The development of successive biosimilars is an example of “evergreening,” the process by which a series of incremental improvements to a drug can extend a company’s patent for the drug for several decades. Nearly a century of “evergreening” by various pharmaceutical companies has prevented generic versions of insulin from becoming available.
Of course, many early improvements to insulin were critical to improving the efficiency, flexibility and safety of insulin. It goes without saying that insulin today is significantly safer and more convenient to use compared to the early 20th century incarnations of the drug. However, regarding more recent versions of insulin, there is currently no scientific evidence to show that human insulin produced using recombinant technology is clinically superior to the best, purest available animal-extract insulins.
However, with the advent and popularization of brand-name human recombinant insulins, purified pork and beef insulins did not spur a market for generic competition. Instead, they were rendered obsolete and are currently unavailable for human use in the U.S. This is because generic-drug companies do not feel it is worthwhile to invest in the additional manufacturing practices required to produce high-quality versions of already-obsolete pork or beef insulin. Instead, many generic-drug companies opt to produce off-patent small-molecule drugs such as aspirin, which generally requires less effort and is often more achievable.

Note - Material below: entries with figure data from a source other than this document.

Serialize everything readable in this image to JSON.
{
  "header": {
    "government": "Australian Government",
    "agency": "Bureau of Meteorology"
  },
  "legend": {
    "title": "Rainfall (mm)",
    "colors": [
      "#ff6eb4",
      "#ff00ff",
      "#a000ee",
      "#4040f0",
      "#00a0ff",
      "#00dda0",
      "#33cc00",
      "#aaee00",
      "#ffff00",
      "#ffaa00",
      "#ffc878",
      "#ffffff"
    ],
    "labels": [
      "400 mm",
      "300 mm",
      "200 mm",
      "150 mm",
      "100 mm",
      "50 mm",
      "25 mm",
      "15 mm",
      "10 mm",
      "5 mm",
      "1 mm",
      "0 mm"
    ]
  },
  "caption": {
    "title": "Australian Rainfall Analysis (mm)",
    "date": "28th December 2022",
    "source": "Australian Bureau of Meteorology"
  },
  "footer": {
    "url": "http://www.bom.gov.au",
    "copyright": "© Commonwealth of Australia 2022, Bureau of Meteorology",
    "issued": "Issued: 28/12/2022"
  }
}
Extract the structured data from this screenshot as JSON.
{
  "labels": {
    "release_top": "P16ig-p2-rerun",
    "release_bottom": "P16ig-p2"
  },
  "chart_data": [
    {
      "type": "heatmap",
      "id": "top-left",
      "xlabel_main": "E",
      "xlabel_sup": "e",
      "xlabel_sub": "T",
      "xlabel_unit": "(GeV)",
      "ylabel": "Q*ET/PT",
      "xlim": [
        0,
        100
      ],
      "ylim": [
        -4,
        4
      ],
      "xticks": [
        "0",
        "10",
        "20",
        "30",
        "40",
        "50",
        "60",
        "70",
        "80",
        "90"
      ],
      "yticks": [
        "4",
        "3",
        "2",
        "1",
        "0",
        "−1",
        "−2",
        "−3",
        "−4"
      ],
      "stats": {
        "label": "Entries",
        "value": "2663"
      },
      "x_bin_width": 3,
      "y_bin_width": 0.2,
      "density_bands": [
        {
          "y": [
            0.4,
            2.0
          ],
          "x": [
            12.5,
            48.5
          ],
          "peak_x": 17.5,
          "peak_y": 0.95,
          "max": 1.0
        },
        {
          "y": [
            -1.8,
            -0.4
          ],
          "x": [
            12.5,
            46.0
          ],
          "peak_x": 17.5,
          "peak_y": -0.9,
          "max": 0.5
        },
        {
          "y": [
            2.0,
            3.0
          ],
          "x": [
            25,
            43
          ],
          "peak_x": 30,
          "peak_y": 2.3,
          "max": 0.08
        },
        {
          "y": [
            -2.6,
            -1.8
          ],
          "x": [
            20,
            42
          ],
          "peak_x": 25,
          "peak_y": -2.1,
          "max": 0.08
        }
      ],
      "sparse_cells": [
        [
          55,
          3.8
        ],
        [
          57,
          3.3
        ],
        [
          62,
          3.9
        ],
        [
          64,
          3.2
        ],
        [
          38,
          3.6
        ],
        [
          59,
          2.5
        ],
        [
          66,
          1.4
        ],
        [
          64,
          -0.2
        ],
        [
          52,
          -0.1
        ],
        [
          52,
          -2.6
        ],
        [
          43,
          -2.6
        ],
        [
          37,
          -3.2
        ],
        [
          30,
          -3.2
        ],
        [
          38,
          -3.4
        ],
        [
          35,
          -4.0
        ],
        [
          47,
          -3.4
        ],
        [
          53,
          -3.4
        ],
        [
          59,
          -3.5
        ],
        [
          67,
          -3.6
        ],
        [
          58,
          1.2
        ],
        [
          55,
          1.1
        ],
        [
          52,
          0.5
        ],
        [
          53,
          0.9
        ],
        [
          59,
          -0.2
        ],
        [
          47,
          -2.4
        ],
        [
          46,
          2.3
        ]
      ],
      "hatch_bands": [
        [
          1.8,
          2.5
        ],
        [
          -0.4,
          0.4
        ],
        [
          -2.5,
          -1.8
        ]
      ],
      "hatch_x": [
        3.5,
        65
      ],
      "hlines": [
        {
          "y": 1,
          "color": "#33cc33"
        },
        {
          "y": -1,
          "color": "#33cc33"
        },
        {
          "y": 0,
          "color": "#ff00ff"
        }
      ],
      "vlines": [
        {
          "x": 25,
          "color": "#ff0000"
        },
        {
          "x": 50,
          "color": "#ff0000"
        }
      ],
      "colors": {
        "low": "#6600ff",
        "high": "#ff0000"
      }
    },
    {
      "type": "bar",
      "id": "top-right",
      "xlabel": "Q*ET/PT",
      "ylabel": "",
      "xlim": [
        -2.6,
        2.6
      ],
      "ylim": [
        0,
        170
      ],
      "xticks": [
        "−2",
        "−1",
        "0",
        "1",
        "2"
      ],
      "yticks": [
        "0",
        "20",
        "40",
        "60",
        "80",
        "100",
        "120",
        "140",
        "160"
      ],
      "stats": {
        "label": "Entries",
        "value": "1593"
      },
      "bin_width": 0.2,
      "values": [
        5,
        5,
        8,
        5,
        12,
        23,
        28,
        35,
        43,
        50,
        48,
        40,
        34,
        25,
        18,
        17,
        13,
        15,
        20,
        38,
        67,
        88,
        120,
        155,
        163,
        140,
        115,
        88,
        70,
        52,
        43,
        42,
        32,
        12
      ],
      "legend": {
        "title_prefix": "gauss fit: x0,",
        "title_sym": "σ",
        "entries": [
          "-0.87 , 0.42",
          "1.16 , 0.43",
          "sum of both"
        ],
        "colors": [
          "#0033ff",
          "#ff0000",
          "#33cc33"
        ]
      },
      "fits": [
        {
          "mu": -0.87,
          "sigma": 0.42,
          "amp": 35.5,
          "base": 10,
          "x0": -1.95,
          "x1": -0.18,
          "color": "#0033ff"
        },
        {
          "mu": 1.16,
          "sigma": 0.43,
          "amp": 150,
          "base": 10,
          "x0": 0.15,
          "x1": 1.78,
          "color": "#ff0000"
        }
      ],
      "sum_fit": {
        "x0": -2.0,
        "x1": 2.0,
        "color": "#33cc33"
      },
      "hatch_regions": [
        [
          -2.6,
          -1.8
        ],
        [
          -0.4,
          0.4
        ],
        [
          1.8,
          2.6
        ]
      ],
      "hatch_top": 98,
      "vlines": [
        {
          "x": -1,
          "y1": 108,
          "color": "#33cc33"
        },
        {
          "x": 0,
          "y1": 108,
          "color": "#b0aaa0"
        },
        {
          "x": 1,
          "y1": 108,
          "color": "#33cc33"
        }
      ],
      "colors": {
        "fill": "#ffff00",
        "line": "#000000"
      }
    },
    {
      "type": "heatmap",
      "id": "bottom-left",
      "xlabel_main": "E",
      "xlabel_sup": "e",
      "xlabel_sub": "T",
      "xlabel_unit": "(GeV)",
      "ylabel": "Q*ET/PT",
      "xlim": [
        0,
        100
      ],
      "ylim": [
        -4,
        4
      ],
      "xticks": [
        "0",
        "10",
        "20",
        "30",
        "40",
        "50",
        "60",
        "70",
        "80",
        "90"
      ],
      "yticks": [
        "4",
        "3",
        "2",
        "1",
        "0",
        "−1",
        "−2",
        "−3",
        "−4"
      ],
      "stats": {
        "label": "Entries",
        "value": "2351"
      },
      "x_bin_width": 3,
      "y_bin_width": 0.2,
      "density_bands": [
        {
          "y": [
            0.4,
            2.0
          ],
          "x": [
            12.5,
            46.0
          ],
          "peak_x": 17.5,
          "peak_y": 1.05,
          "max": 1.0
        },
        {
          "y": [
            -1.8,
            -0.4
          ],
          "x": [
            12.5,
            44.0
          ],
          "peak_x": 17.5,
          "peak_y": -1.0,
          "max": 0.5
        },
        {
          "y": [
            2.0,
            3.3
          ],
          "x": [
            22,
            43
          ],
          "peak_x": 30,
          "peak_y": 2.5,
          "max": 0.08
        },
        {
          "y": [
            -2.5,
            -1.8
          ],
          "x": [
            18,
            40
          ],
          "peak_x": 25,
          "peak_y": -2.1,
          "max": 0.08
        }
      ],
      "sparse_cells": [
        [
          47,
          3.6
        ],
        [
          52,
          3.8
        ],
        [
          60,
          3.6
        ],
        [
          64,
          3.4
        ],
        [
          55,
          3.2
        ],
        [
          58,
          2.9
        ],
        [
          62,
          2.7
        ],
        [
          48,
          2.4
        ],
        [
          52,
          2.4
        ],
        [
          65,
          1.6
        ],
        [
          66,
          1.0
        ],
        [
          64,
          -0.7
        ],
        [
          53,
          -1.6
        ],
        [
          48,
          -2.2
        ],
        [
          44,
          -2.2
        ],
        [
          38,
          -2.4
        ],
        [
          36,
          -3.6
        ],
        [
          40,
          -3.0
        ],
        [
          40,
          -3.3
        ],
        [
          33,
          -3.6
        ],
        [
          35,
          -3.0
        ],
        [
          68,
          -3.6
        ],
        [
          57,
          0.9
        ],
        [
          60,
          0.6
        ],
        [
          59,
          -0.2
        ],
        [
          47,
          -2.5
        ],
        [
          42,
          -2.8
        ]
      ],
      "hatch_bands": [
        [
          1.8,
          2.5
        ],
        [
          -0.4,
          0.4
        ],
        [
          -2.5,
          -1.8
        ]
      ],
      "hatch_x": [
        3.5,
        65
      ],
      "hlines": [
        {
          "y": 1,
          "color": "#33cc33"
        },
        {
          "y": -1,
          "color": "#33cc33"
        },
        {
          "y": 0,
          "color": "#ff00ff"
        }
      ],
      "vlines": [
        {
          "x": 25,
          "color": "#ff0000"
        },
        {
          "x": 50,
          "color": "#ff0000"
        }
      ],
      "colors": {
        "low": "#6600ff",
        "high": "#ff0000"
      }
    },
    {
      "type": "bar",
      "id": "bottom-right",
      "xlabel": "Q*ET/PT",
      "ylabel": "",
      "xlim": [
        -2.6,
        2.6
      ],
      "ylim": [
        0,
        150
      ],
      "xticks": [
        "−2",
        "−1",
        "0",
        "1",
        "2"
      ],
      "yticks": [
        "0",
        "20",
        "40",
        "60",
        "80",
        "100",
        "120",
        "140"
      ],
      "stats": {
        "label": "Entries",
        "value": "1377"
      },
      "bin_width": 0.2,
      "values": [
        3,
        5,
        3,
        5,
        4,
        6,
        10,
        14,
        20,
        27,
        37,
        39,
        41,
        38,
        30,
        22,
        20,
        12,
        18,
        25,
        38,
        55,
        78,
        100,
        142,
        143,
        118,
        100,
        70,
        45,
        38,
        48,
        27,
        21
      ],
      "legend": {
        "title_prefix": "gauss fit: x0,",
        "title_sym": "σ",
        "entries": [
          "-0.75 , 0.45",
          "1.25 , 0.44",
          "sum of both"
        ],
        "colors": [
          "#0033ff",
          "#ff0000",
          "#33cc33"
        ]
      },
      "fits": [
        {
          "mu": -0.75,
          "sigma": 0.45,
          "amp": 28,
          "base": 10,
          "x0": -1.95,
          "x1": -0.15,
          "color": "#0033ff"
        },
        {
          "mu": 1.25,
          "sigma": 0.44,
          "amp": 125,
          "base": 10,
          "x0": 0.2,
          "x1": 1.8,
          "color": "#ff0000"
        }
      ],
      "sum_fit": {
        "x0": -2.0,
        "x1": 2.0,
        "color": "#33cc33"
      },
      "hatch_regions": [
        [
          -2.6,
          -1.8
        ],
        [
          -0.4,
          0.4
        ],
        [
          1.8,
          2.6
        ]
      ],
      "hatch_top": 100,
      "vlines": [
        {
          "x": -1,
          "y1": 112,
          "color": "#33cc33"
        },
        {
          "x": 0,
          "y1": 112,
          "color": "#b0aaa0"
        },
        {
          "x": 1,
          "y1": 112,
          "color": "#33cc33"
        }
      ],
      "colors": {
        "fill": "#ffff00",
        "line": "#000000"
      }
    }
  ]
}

Unfortunately, the resulting absence of generic insulin from the market means that many diabetes patients, especially those without insurance, cannot afford the high price of insulin, which leads to devastating medical complications for patients as well as disastrous consequences for health care systems.
When Banting and Best sold their insulin patent for $1 in 1923, they specifically stated that their goal was not to make a profit off of their discovery, but rather to ensure that diabetes patients could obtain quick and safe access to insulin. If Banting and Best were alive today, one can imagine how disappointed they would be to witness pharmaceutical companies continuing to squeeze as much revenue out of insulin as possible, leaving patients who cannot afford the lofty prices of brand-name insulin to suffer the consequences.